When the grieving mother wasn’t looking, Healy gave Detective Hines a nod that it was time to go. She winked back in agreement. They spent a few more minutes with Evelyn Marsden, taking her phone number, and reassuring her that someone would get back in touch with her about Edgerin’s case.
They did a few more floors, but it was getting late and getting them nowhere. Healy suggested they quit for the night. Blades didn’t take much convincing. They walked back to the car in silence. When they got there, all four tires had been slashed and pellets from the smashed front windshield adorned the top of the dashboard like careless diamonds.
“Looks like someone else besides Evelyn Marsden took exception to our being here,” Blades said. “Too bad they took it out on your car.”

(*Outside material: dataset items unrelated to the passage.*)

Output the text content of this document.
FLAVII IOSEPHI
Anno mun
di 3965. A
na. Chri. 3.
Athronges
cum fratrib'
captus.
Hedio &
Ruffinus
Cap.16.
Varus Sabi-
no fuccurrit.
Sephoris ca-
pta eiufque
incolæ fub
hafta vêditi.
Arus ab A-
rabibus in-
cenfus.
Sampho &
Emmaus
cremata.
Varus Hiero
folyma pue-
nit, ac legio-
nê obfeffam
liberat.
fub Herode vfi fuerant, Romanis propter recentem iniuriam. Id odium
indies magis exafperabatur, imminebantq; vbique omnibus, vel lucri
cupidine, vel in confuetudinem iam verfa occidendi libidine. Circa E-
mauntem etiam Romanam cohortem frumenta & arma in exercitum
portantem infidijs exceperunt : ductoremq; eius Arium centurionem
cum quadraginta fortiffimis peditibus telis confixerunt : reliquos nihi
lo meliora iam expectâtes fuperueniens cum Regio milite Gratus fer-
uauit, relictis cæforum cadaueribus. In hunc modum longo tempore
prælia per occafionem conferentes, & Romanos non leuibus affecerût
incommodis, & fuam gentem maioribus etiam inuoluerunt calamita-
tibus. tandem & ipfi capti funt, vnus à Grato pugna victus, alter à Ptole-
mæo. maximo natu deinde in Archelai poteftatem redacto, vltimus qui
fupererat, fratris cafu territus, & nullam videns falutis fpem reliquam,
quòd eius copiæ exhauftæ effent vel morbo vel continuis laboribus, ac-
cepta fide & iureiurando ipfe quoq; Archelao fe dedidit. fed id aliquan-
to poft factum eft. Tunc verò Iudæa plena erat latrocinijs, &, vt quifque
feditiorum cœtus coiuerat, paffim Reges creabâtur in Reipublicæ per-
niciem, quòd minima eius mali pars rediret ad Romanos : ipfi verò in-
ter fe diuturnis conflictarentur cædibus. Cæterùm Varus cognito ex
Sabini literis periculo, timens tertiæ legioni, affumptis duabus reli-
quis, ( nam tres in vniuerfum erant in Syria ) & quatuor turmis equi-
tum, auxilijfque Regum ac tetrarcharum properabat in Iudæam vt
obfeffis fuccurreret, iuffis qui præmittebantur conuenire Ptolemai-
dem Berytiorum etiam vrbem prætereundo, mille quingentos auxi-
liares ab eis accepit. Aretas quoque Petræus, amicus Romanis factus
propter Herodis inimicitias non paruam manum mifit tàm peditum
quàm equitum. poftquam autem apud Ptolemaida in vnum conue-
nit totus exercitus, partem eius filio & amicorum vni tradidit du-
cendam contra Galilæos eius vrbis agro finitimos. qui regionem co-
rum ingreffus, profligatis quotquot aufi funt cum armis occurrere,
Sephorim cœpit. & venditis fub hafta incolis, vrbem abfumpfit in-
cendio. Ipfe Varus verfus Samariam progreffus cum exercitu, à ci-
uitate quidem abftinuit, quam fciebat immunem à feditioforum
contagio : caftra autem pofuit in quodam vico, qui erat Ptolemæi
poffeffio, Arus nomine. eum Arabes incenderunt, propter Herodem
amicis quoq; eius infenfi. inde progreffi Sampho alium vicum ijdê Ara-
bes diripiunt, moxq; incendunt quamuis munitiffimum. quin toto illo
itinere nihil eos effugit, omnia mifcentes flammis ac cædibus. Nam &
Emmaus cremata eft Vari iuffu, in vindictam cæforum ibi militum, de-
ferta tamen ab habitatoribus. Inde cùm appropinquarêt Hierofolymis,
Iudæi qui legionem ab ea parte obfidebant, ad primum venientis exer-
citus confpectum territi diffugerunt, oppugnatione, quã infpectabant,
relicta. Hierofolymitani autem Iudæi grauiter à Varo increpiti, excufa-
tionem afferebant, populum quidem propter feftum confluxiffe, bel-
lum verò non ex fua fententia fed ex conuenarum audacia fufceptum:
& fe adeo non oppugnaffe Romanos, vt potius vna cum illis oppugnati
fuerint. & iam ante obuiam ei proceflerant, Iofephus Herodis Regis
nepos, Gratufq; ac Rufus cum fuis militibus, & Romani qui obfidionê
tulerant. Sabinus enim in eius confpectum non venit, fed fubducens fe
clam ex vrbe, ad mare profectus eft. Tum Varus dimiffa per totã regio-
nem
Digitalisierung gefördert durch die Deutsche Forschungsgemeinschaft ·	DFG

“Yeah, too bad,” Healy agreed, trying unsuccessfully to contain a smile. “What you smilin’ at?”
“We hit a nerve.”
“That’s what you’re smilin’ at?”
“Someone’s trying to warn us off. That means somebody’s scared.”

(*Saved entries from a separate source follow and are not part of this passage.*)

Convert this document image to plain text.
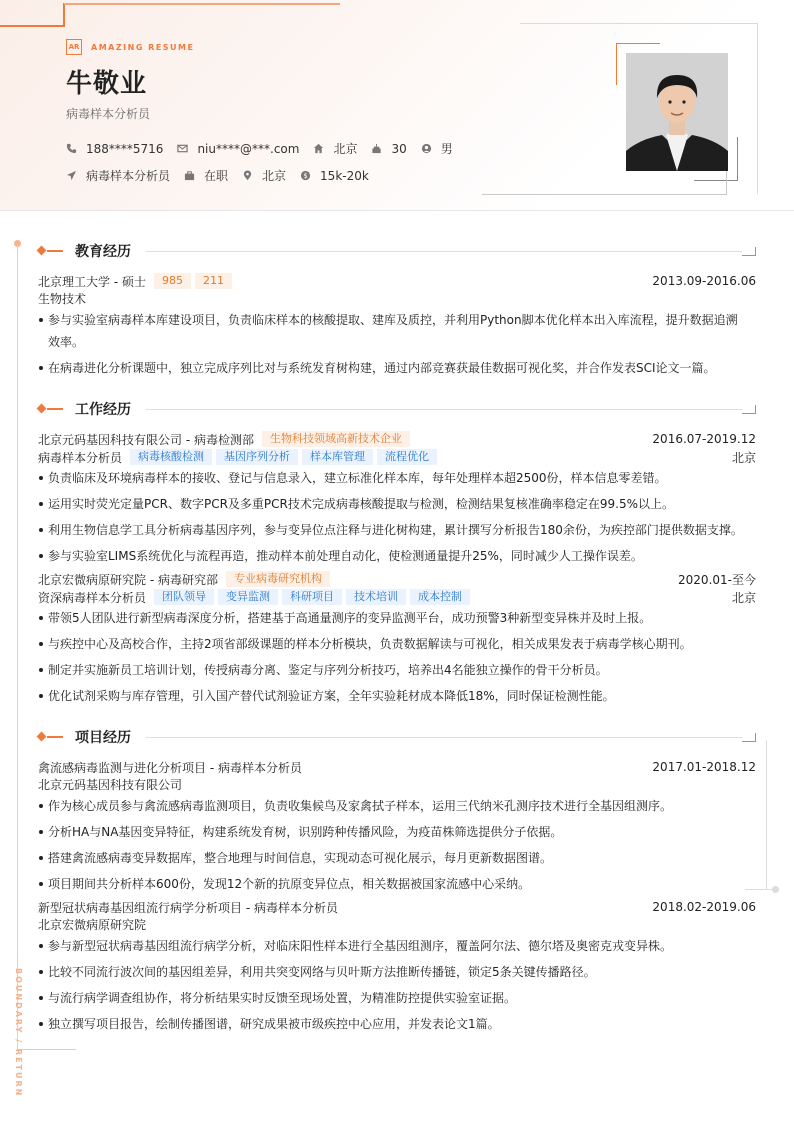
AR	AMAZING RESUME
牛敬业
病毒样本分析员
188****5716	niu****@***.com	北京	30	男
病毒样本分析员	在职	北京 $ 15k-20k
BOUNDARY / RETURN
教育经历
北京理工大学 - 硕士	985	211	2013.09-2016.06
生物技术
参与实验室病毒样本库建设项目，负责临床样本的核酸提取、建库及质控，并利用Python脚本优化样本出入库流程，提升数据追溯效率。
在病毒进化分析课题中，独立完成序列比对与系统发育树构建，通过内部竞赛获最佳数据可视化奖，并合作发表SCI论文一篇。
工作经历
北京元码基因科技有限公司 - 病毒检测部	生物科技领域高新技术企业	2016.07-2019.12
病毒样本分析员	病毒核酸检测	基因序列分析	样本库管理	流程优化	北京
负责临床及环境病毒样本的接收、登记与信息录入，建立标准化样本库，每年处理样本超2500份，样本信息零差错。
运用实时荧光定量PCR、数字PCR及多重PCR技术完成病毒核酸提取与检测，检测结果复核准确率稳定在99.5%以上。
利用生物信息学工具分析病毒基因序列，参与变异位点注释与进化树构建，累计撰写分析报告180余份，为疾控部门提供数据支撑。
参与实验室LIMS系统优化与流程再造，推动样本前处理自动化，使检测通量提升25%，同时减少人工操作误差。
北京宏微病原研究院 - 病毒研究部	专业病毒研究机构	2020.01-至今
资深病毒样本分析员	团队领导	变异监测	科研项目	技术培训	成本控制	北京
带领5人团队进行新型病毒深度分析，搭建基于高通量测序的变异监测平台，成功预警3种新型变异株并及时上报。
与疾控中心及高校合作，主持2项省部级课题的样本分析模块，负责数据解读与可视化，相关成果发表于病毒学核心期刊。
制定并实施新员工培训计划，传授病毒分离、鉴定与序列分析技巧，培养出4名能独立操作的骨干分析员。
优化试剂采购与库存管理，引入国产替代试剂验证方案，全年实验耗材成本降低18%，同时保证检测性能。
项目经历
禽流感病毒监测与进化分析项目 - 病毒样本分析员	2017.01-2018.12
北京元码基因科技有限公司
作为核心成员参与禽流感病毒监测项目，负责收集候鸟及家禽拭子样本，运用三代纳米孔测序技术进行全基因组测序。
分析HA与NA基因变异特征，构建系统发育树，识别跨种传播风险，为疫苗株筛选提供分子依据。
搭建禽流感病毒变异数据库，整合地理与时间信息，实现动态可视化展示，每月更新数据图谱。
项目期间共分析样本600份，发现12个新的抗原变异位点，相关数据被国家流感中心采纳。
新型冠状病毒基因组流行病学分析项目 - 病毒样本分析员	2018.02-2019.06
北京宏微病原研究院
参与新型冠状病毒基因组流行病学分析，对临床阳性样本进行全基因组测序，覆盖阿尔法、德尔塔及奥密克戎变异株。
比较不同流行波次间的基因组差异，利用共突变网络与贝叶斯方法推断传播链，锁定5条关键传播路径。
与流行病学调查组协作，将分析结果实时反馈至现场处置，为精准防控提供实验室证据。
独立撰写项目报告，绘制传播图谱，研究成果被市级疾控中心应用，并发表论文1篇。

“And that’s a good thing?”
“Maybe not for my car, Blades, but for us, yeah.”
It was near midnight when they got to Blades’ West Village apartment. Healy had AAA tow the car back to Long Island, to the body shop he’d had Serpe’s wrecked car taken to after Joe’d been run off the road last year. The whole time the tow driver was hitching up his car, Healy was thinking about Noonan’s Body Shop and about Debbie Hanlon. That got him thinking about Albie Jimenez and the weird paths down which crimes can take a man. Healy couldn’t believe that Rusty Monaco’s getting murdered on a dead end street in Wheatley Heights had led him back to the Nellie Bly Houses. He thought he’d left behind men like Monaco and places like the projects when he put in his papers, but if being around Serpe had taught Bob Healy anything, it was that you never really leave the job behind. “Nice place.”
“You want something to drink?” Blades asked. “A beer.”
“My apartment’s probably the size of one of your closets out there on Long Island.”
“Just about,” he confessed.
He could have hitched a ride back to the island with the tow truck driver, but decided to pass up the lift. He would only have to come back tomorrow anyway, so Blades and him could finish canvassing and talk to the local precinct detectives about Edgerin Marsden. He felt terrible for the mother. So did Blades, but like they discussed as they waited for the tow, Edgerin Marsden’s murder was, like so much else that happened at the time, swallowed up in the wake of 9/11. He couldn’t really blame the detectives who caught the Marsden case for not doing a full court press on it. Those were strange days. Everybody was in shock and operating on autopilot.